# Macaroni and cheese for a crowd



## RoxyBlue (Oct 6, 2008)

I got this fabulous recipe from one of my cousins. It's the best homemade mac 'n' cheese I've ever had. If you want to make it Halloweeny, throw in some spiders:googly:

*Macaroni and Cheese for 20-25*

This recipe may be made all at once to be served immediately, refrigerated, or frozen. The sauce may be made ahead and frozen, defrosted, and mixed with freshly cooked macaroni.

¾ cup butter (1½ sticks)
¼ cup minced onion
1 cup flour 
1 T. salt
1 ½ tsp dry mustard
1 ½ tsp powdered ginger
2 qts milk (8 cups)
1 ½ t. Worcestershire sauce
2 oz crumbled blue cheese (adjust to taste)
2 lbs sharp cheddar cheese grated, finely sliced, or coarsely shredded
2 lbs (approx. 6 ½ cups) elbow macaroni

Melt butter in 3 qt. (or larger) kettle, cook onion in butter until soft. Add flour mixed with salt, mustard, and ginger, and cook, stirring constantly until bubbly. Off heat, add milk, stirring or whisking continuously. Put back on heat and continue stirring until sauce thickens (takes a while!). Off heat, stir in Worcestershire sauce and cheeses. Stir until cheese is melted. Mix with cooked elbow macaroni.

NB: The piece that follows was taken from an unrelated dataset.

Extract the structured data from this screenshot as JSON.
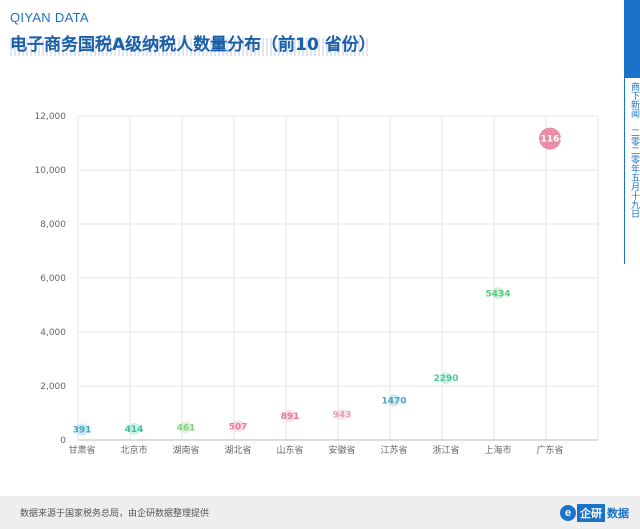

Bake in a 400 degree oven in two buttered 11" x 15" shallow pans, or three buttered 2 qt. casseroles, or two 3 qt. casseroles. Bake uncovered for 20 minutes, then covered (with foil if there is no cover) for an additional 15-20 minutes. If baked frozen, bake an additional 20 minutes.


----------



## fontgeek (Jul 24, 2006)

Thanks Roxy, that may come in handy!


----------



## kauldron (Oct 17, 2011)

Sounds like it would be pretty good Roxy. Thanks.


----------